When Christopher Nolan’s Batman Begins debuted in theaters in 2005, it was unclear what kind of impact the film would have on superhero movies, but along with its 2008 sequel, The Dark Knight, the films proved to be some of the most influential movies of the time whose impact is still being felt today. Speaking with The Hollywood Reporter, Nolan was asked about the origins of the film and how it came together before, as he puts it, anyone was using the term “reboot.”

“It came to me in a very interesting way, which was my agent, Dan Aloni, called and said, ‘It seems unlikely you’d be interested in this, but Warners is sort of casting around for what they would do with Batman.’ It had reached the end of its last sort of life, if you’d like. And at the time, nobody used the term “reboot” — that didn’t exist — so it was really a question of, ‘What would you do with this?’ I said, ‘Well, actually, that is something I’m interested in,’ because one of the great films that I am very influenced by that we haven’t talked about was Dick Donner’s Superman….And so I was able to get in the studio and say, ‘Well, that’s what I would do with it.’ I don’t even know who was first banging around the term ‘reboot’ or whatever, but it was after Batman Begins, so we didn’t have any kind of reference for that idea of kind of resetting a franchise. It was more a thing of, ‘Nobody’s ever made this origin story in this way and treated it as a piece of action filmmaking, a sort of contemporary action blockbuster.’
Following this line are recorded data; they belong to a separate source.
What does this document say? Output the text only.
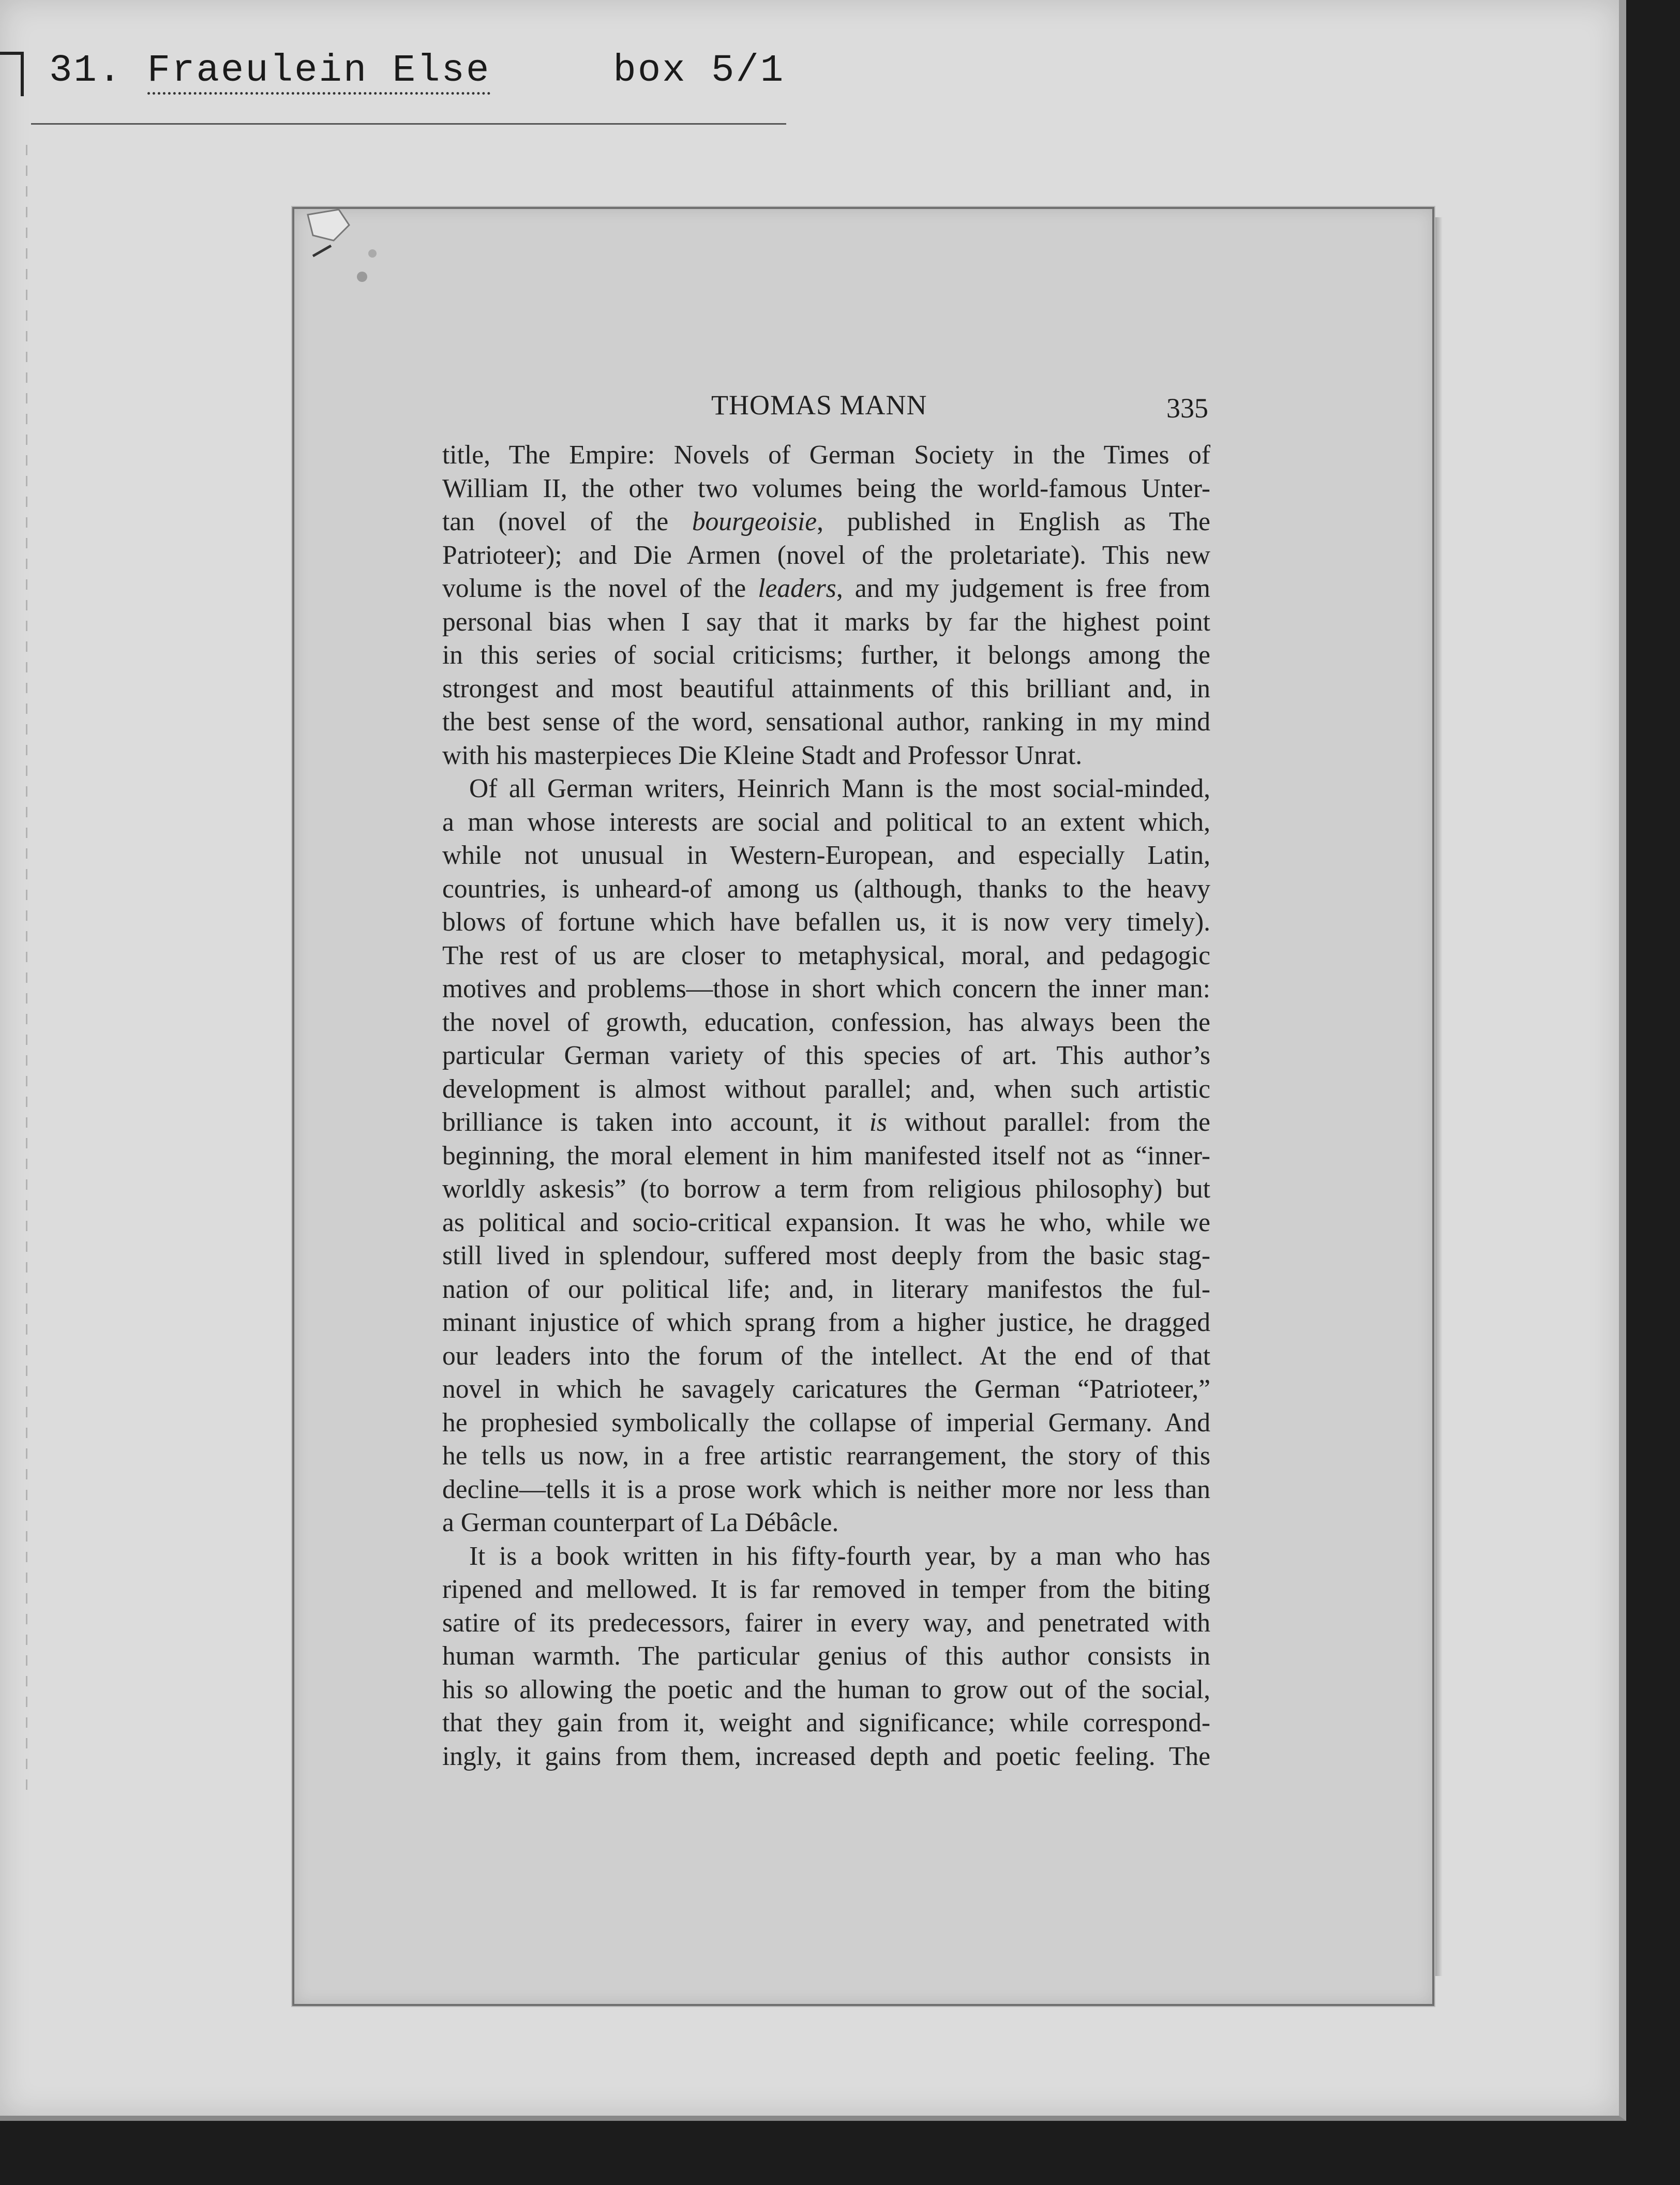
31. Fraeulein Else	box 5/1
THOMAS MANN	335
title, The Empire: Novels of German Society in the Times of
William II, the other two volumes being the world-famous Unter-
tan (novel of the bourgeoisie, published in English as The
Patrioteer); and Die Armen (novel of the proletariate). This new
volume is the novel of the leaders, and my judgement is free from
personal bias when I say that it marks by far the highest point
in this series of social criticisms; further, it belongs among the
strongest and most beautiful attainments of this brilliant and, in
the best sense of the word, sensational author, ranking in my mind
with his masterpieces Die Kleine Stadt and Professor Unrat.
Of all German writers, Heinrich Mann is the most social-minded,
a man whose interests are social and political to an extent which,
while not unusual in Western-European, and especially Latin,
countries, is unheard-of among us (although, thanks to the heavy
blows of fortune which have befallen us, it is now very timely).
The rest of us are closer to metaphysical, moral, and pedagogic
motives and problems—those in short which concern the inner man:
the novel of growth, education, confession, has always been the
particular German variety of this species of art. This author’s
development is almost without parallel; and, when such artistic
brilliance is taken into account, it is without parallel: from the
beginning, the moral element in him manifested itself not as “inner-
worldly askesis” (to borrow a term from religious philosophy) but
as political and socio-critical expansion. It was he who, while we
still lived in splendour, suffered most deeply from the basic stag-
nation of our political life; and, in literary manifestos the ful-
minant injustice of which sprang from a higher justice, he dragged
our leaders into the forum of the intellect. At the end of that
novel in which he savagely caricatures the German “Patrioteer,”
he prophesied symbolically the collapse of imperial Germany. And
he tells us now, in a free artistic rearrangement, the story of this
decline—tells it is a prose work which is neither more nor less than
a German counterpart of La Débâcle.
It is a book written in his fifty-fourth year, by a man who has
ripened and mellowed. It is far removed in temper from the biting
satire of its predecessors, fairer in every way, and penetrated with
human warmth. The particular genius of this author consists in
his so allowing the poetic and the human to grow out of the social,
that they gain from it, weight and significance; while correspond-
ingly, it gains from them, increased depth and poetic feeling. The
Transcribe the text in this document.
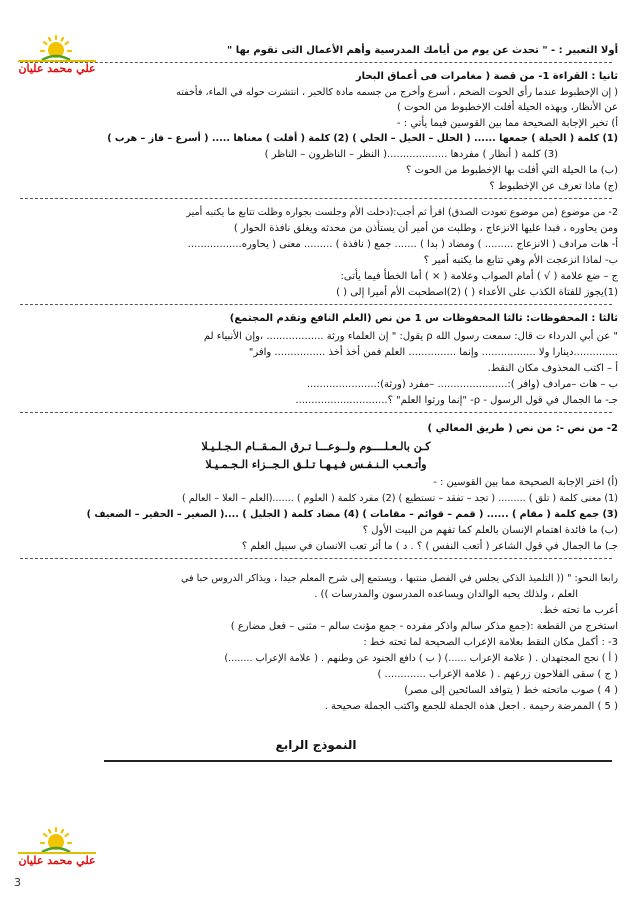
علي محمد عليان
علي محمد عليان
أولا التعبير : - " تحدث عن يوم من أيامك المدرسية وأهم الأعمال التى تقوم بها "
ثانيا : القراءة 1- من قصة ( مغامرات فى أعماق البحار
( إن الإخطبوط عندما رأي الحوت الضخم ، أسرع وأخرج من جسمه مادة كالحبر ، انتشرت حوله في الماء، فأخفته
عن الأنظار، وبهذه الحيلة أفلت الإخطبوط من الحوت )
أ) تخير الإجابة الصحيحة مما بين القوسين فيما يأتي : -
(1) كلمة ( الحيلة ) جمعها ...... ( الحلل – الحيل – الحلي ) (2) كلمة ( أفلت ) معناها ..... ( أسرع – فاز – هرب )
(3) كلمة ( أنظار ) مفردها ...................( النظر – الناظرون – الناظر )
(ب) ما الحيلة التي أفلت بها الإخطبوط من الحوت ؟
(ج) ماذا تعرف عن الإخطبوط ؟
2- من موضوع (من موضوع تعودت الصدق) اقرأ ثم أجب:(دخلت الأم وجلست بجواره وظلت تتابع ما يكتبه أمير
ومن يحاوره ، فبدا عليها الانزعاج ، وطلبت من أمير أن يستأذن من محدثه ويغلق نافذة الحوار )
أ- هات مرادف ( الانزعاج ......... ) ومضاد ( بدا ) ....... جمع ( نافذة ) ......... معنى ( يحاوره.................
ب- لماذا انزعجت الأم وهي تتابع ما يكتبه أمير ؟
ج – ضع علامة ( √ ) أمام الصواب وعلامة ( × ) أما الخطأ فيما يأتى:
(1)يجوز للفتاة الكذب على الأعداء ( ) (2)اصطحبت الأم أميرا إلى ( )
ثالثا : المحفوظات: ثالثا المحفوظات س 1 من نص (العلم النافع وتقدم المجتمع)
" عن أبي الدرداء ت قال: سمعت رسول الله ρ يقول: " إن العلماء ورثة .................. ،وإن الأنبياء لم
..............دينارا ولا ................. وإنما ............... العلم فمن أخذ أخذ ................ وافر"
أ – اكتب المحذوف مكان النقط.
ب – هات –مرادف (وافر ):...................... –مفرد (ورثة):......................
جـ- ما الجمال في قول الرسول - ρ- "إنما ورثوا العلم" ؟.............................
2- من نص -: من نص ( طريق المعالي )
كـن بالـعـلــــوم ولــوعـــا تـرق الـمـقــام الـجـلـيـلا
وأتـعـب الـنـفـس فـيـهـا تـلـق الـجــزاء الـجـمـيـلا
(أ) اختر الإجابة الصحيحة مما بين القوسين : -
(1) معنى كلمة ( تلق ) ......... ( تجد – تفقد – تستطيع ) (2) مفرد كلمة ( العلوم ) .......(العلم – العلا – العالم )
(3) جمع كلمة ( مقام ) ...... ( قمم – قوائم – مقامات ) (4) مضاد كلمة ( الجليل ) ....( الصغير – الحقير – الضعيف )
(ب) ما فائدة اهتمام الإنسان بالعلم كما تفهم من البيت الأول ؟
جـ) ما الجمال في قول الشاعر ( أتعب النفس ) ؟ . د ) ما أثر تعب الانسان في سبيل العلم ؟
رابعا النحو: " (( التلميذ الذكي يجلس في الفصل منتبها ، ويستمع إلى شرح المعلم جيدا ، ويذاكر الدروس حبا في
العلم ، ولذلك يحبه الوالدان ويساعده المدرسون والمدرسات )) .
أعرب ما تحته خط.
استخرج من القطعة :(جمع مذكر سالم واذكر مفرده - جمع مؤنث سالم – مثنى – فعل مضارع )
3- : أكمل مكان النقط بعلامة الإعراب الصحيحة لما تحته خط :
( أ ) نجح المجتهدان . ( علامة الإعراب ......) ( ب ) دافع الجنود عن وطنهم . ( علامة الإعراب ........)
( ج ) سقى الفلاحون زرعهم . ( علامة الإعراب ............. )
( 4 ) صوب ماتحته خط ( يتوافد السائحين إلى مصر)
( 5 ) الممرضة رحيمة . اجعل هذه الجملة للجمع واكتب الجملة صحيحة .
النموذج الرابع
3
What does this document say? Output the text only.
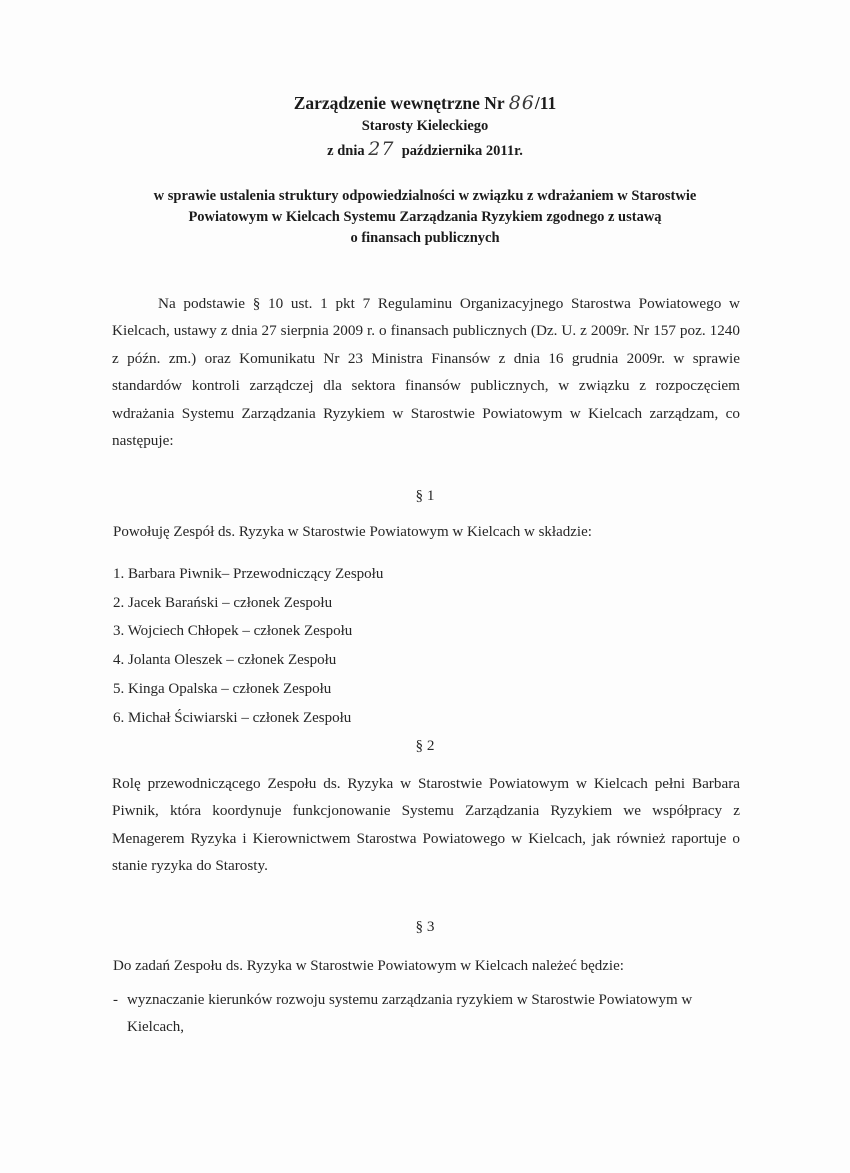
Zarządzenie wewnętrzne Nr 86/11
Starosty Kieleckiego
z dnia 27  października 2011r.
w sprawie ustalenia struktury odpowiedzialności w związku z wdrażaniem w Starostwie
Powiatowym w Kielcach Systemu Zarządzania Ryzykiem zgodnego z ustawą
o finansach publicznych
Na podstawie § 10 ust. 1 pkt 7 Regulaminu Organizacyjnego Starostwa Powiatowego w Kielcach, ustawy z dnia 27 sierpnia 2009 r. o finansach publicznych (Dz. U. z 2009r. Nr 157 poz. 1240 z późn. zm.) oraz Komunikatu Nr 23 Ministra Finansów z dnia 16 grudnia 2009r. w sprawie standardów kontroli zarządczej dla sektora finansów publicznych, w związku z rozpoczęciem wdrażania Systemu Zarządzania Ryzykiem w Starostwie Powiatowym w Kielcach zarządzam, co następuje:
§ 1
Powołuję Zespół ds. Ryzyka w Starostwie Powiatowym w Kielcach w składzie:
1. Barbara Piwnik– Przewodniczący Zespołu
2. Jacek Barański – członek Zespołu
3. Wojciech Chłopek – członek Zespołu
4. Jolanta Oleszek – członek Zespołu
5. Kinga Opalska – członek Zespołu
6. Michał Ściwiarski – członek Zespołu
§ 2
Rolę przewodniczącego Zespołu ds. Ryzyka w Starostwie Powiatowym w Kielcach pełni Barbara Piwnik, która koordynuje funkcjonowanie Systemu Zarządzania Ryzykiem we współpracy z Menagerem Ryzyka i Kierownictwem Starostwa Powiatowego w Kielcach, jak również raportuje o stanie ryzyka do Starosty.
§ 3
Do zadań Zespołu ds. Ryzyka w Starostwie Powiatowym w Kielcach należeć będzie:
- wyznaczanie kierunków rozwoju systemu zarządzania ryzykiem w Starostwie Powiatowym w Kielcach,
“What I loved about Superman was the way New York felt like New York, or rather Metropolis felt like New York. Metropolis felt like a city you could recognize — and then there was this guy flying through the streets. ‘That’s amazing, so let’s do that for Batman, and let’s start by putting together an amazing cast,’ which is what they had done with that film, but which I hadn’t seen done since — they had everybody from [Marlon Brando] to Glenn Ford, playing Superman’s dad, you know, it was an incredible cast. So we started putting together this amazing cast based around Christian [Bale], who seemed perfect for Batman, but bringing him Sir Michael Caine and Gary Oldman and Morgan Freeman and Tom Wilkinson. It was just incredible.”

Meanwhile, Kick-Ass and Kingsman: The Secret Service director Matthew Vaughn says he believes audiences are tired of the Nolan style with their superhero films.

“People want fun and escapism at the moment,” Vaughn told SFX Magazine (via THR). “Look at the success of Guardians of the Galaxy. I think Nolan kick-started a very dark, bleak style of superhero escapism, and I think people have had enough of it.”

Luckily for Vaughn, Nolan is no longer involved in the makings of WB’s DC movies despite producing 2013’s Man of Steel, though he has previously said “never say never” about doing another cape based movie.